Brisbane schoolteacher Jim Dooley has taken a group of kids to the races as part of a maths lesson on risk and probability.
What a truly brilliant idea.
Horse-racing odds are a fascinating application of probability theory. And where better to learn about how it works, and how much it's a mug's game, than there in the midst of sweaty panic and soul-crushing dismay that is the pointy end of the gambling world?
He should follow it up with a trip to the casino.
They can talk about the probabilities of the roulette wheel, the fact that in the long run the house will always win, and point out the desperation in the eyes of the pensioner feeding the last of her housekeeping money into a poker machine.
If it's done right the kids will learn a bit of maths, and learn a lot about the risks, personal and financial, of gambling.
But like so many brilliant ideas, it's been roundly criticised by self-appointed moral crusaders.

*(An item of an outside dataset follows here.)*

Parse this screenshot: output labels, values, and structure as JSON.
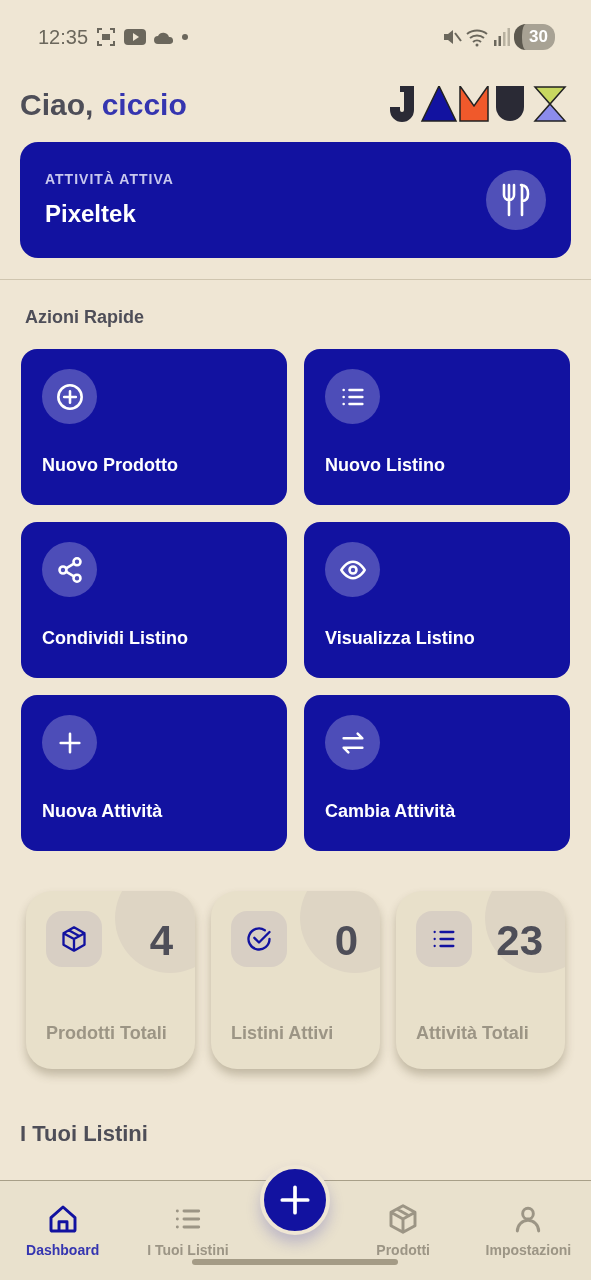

In easily one of the most inane comments I've ever heard on this topic, Australian Family Association state secretary Michael Ord said "one may question why you would need to involve gambling to teach maths".
Has this guy ever studied maths? If he has, he clearly wasn't paying attention.
Probability theory is all about flipping coins, choosing lottery numbers and the chances of getting a Royal Flush.
You can't study probability without studying gambling. Gambling is why probability theory was invented in the first place.
And when you get down to it, it's just about the only practical application it actually has.